Pronouns – they make a difference

In Malachi 3:13-15, there is a description of people who are making complaints about God.  Now is this in their minds only, and the Almighty knows what they are thinking?  Is this something they have said publicly?

One commentator noted that they are talking to each other.  There are two lines of evidence for this

1.  these verses are in parallel with the faithful who “talked to each other” in verse 16.

2.  the pronouns in verses 14-15 are 2nd person plural – “we”.  The implication is that  this is the conversations that the people were having with each other. 

There is a theme in Malachi of the times that the people argue with the Lord.  The expression “but you say” is found nine times in the book (1:2, 1:6, 1:7, 1:13, 2:14, 2:17, 3:7, 3:8, 3:13).   There is some debate with the commentators as to whether the people would actually say these things.  They are very arrogant and they accuse the Lord of bad intentions.
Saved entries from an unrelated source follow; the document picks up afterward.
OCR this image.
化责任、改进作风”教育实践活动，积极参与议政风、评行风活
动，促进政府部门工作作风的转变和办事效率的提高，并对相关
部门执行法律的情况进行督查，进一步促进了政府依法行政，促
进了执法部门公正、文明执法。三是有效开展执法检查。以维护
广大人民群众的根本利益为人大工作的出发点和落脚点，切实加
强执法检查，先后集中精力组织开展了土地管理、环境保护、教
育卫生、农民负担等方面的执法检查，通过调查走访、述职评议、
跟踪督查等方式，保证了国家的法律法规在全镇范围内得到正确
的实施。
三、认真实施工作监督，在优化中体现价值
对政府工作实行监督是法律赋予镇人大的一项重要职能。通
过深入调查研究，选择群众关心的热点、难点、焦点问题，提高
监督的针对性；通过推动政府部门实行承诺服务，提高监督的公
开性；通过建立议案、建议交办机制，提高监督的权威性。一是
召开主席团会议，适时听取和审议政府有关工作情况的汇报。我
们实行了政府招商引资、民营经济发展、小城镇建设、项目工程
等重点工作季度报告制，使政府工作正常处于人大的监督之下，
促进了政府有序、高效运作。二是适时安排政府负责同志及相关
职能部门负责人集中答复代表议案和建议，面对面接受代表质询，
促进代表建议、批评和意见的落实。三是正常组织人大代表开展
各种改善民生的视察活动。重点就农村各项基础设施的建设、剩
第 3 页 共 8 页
The insight in 4:13-15 would indicate that in some way this is the actual conversation.  Maybe they say out loudly, but it seems more likely that they say these things quietly, in private moments.  The Ancient Near Eastern equivalent of “at the water cooler.”  At any rate these conversations have a corrosive effect on the hearts of the people.

Apparently there was a positive “gossip” in verse 16.

Again the proverb proves incorrect: “Sticks and stones can break my bones; but words can never hurt me.”